The district court likewise held that the Corps did not violate the Clean Water Act by deciding not to consider the health studies. The Court noted that the scope of the Corps’ Clean Water Act review was also limited to the effects from discharges of dredged or fill material, and again focused on the fact that none of the health studies identified any alleged adverse health effects from those discrete discharges.
Furthermore, the Court additionally found that the Corps had indeed considered the “known potential human health effects” of its permit decision by analyzing possible effects on water quality and municipal water supplies.

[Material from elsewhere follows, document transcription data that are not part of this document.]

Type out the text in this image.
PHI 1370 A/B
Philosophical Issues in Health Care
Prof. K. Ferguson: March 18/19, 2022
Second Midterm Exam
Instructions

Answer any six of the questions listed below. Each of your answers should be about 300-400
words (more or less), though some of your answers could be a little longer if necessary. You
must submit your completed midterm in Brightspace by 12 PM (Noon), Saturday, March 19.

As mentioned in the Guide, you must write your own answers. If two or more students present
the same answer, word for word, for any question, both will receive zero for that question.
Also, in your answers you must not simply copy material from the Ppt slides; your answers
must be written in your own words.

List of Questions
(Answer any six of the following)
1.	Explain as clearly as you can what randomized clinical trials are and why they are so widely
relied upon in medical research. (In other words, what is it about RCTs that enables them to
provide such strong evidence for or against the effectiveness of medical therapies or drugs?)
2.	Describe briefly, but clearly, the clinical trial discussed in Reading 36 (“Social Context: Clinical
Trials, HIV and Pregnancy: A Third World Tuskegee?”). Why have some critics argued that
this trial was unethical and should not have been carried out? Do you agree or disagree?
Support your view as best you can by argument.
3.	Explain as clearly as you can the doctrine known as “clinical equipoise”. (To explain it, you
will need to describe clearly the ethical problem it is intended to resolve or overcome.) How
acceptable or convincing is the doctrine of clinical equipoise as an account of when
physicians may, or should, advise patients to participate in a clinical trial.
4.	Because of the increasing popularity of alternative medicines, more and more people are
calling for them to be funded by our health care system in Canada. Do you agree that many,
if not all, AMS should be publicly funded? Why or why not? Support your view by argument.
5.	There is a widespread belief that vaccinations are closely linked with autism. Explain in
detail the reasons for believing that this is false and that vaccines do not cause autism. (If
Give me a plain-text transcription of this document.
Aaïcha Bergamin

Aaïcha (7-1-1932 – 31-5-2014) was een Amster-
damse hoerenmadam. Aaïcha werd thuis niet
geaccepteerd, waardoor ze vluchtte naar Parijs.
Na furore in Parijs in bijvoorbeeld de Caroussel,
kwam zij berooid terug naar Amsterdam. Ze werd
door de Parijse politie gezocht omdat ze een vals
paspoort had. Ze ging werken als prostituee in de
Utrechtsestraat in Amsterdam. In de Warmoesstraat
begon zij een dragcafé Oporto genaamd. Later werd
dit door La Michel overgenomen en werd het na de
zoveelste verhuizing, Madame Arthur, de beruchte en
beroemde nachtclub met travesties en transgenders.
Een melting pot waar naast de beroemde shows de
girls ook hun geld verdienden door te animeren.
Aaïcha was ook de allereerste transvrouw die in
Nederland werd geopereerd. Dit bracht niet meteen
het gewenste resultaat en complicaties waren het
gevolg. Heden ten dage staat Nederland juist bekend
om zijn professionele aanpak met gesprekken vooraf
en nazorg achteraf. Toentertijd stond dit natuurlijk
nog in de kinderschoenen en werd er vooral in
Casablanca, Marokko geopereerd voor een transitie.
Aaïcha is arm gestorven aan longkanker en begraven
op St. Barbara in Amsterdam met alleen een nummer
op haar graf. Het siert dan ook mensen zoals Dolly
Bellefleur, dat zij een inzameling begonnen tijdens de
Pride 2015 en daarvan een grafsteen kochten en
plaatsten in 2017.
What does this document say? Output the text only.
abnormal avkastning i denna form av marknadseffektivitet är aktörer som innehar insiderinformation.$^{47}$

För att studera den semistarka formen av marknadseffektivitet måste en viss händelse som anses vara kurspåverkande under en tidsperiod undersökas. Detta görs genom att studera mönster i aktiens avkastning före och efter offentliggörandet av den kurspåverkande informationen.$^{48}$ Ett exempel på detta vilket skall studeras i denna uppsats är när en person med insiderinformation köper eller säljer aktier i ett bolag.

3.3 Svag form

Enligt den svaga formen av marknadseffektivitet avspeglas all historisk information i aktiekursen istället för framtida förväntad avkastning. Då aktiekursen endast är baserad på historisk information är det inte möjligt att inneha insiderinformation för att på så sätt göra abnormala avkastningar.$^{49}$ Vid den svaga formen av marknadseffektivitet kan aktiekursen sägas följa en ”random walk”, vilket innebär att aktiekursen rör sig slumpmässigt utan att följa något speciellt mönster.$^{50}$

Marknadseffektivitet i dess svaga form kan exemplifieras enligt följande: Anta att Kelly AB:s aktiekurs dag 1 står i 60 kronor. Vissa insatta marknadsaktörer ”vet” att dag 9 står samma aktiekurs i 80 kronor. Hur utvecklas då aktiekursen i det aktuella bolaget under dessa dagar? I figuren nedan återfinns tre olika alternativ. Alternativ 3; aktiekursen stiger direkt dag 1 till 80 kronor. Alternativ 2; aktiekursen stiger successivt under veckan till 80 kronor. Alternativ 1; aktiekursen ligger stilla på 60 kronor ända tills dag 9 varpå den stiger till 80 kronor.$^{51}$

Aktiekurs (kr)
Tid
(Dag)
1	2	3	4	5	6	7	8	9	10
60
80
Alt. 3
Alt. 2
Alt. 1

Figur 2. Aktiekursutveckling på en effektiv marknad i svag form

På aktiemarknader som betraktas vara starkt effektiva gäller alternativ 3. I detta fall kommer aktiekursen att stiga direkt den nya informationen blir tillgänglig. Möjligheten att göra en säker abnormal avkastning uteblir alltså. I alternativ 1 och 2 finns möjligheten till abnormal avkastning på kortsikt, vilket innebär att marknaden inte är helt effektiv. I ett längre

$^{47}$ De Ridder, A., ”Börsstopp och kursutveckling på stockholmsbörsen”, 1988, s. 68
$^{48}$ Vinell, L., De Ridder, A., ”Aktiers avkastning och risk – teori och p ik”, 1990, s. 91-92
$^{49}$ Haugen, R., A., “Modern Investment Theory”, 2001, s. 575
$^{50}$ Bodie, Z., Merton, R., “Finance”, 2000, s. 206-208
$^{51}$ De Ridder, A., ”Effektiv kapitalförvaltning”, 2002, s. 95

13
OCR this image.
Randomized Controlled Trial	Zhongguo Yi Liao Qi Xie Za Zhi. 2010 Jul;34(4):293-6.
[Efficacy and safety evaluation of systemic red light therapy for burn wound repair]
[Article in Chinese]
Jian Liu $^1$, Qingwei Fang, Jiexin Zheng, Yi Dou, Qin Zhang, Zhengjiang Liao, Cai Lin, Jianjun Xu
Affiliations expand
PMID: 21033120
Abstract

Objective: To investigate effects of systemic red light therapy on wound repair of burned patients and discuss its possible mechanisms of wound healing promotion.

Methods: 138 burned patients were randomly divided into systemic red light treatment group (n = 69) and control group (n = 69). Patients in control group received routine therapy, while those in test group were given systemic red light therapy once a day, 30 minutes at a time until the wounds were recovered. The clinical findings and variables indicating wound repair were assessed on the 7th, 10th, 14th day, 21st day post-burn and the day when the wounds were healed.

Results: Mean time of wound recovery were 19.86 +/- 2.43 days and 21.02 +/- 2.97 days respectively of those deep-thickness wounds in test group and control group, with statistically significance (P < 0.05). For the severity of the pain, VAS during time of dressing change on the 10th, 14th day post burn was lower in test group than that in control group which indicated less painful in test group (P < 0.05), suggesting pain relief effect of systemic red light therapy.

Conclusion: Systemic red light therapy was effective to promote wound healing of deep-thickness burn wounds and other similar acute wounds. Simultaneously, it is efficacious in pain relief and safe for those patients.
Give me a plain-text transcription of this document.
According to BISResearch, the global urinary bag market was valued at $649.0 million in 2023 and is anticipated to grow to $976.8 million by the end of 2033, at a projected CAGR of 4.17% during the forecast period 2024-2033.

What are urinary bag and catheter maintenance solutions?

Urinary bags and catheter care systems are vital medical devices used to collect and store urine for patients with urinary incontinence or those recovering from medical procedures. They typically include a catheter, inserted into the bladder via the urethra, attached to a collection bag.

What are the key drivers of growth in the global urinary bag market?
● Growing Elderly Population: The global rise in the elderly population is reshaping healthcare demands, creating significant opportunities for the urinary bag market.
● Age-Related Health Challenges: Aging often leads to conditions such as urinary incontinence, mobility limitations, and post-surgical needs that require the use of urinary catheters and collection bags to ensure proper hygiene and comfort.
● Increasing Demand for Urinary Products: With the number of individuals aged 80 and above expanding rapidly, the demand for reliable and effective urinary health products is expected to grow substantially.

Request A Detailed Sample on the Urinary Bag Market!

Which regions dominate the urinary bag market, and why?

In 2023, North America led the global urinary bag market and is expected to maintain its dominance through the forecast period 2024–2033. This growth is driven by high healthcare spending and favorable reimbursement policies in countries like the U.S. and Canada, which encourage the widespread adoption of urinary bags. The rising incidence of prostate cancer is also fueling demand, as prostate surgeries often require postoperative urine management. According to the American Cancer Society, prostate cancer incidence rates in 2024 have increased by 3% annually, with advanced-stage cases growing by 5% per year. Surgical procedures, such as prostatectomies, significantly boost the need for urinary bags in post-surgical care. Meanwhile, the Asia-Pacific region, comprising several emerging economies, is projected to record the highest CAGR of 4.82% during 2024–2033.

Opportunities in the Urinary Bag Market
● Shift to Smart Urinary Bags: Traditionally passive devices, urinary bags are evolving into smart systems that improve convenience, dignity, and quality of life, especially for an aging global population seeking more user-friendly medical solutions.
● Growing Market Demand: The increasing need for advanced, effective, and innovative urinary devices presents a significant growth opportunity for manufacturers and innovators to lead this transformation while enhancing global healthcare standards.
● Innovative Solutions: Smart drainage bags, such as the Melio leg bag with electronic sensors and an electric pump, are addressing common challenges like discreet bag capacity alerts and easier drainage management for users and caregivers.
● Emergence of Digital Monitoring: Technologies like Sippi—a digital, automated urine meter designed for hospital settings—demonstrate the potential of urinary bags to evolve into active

This decision follows a similar ruling in a nearly identical case brought in the U.S. District Court for the Western District of Kentucky (Kentuckians for the Commonwealth v. United States Army Corps of Eng’rs, 963 F. Sup.. 2d. 670 (W.D. Ky. 2013)), which was recently affirmed by the 6th Circuit Court of Appeals (Kentuckians for the Commonwealth v. United States Army Corps of Eng’rs, 746 F.3d 698 (6th Cir. 2014)).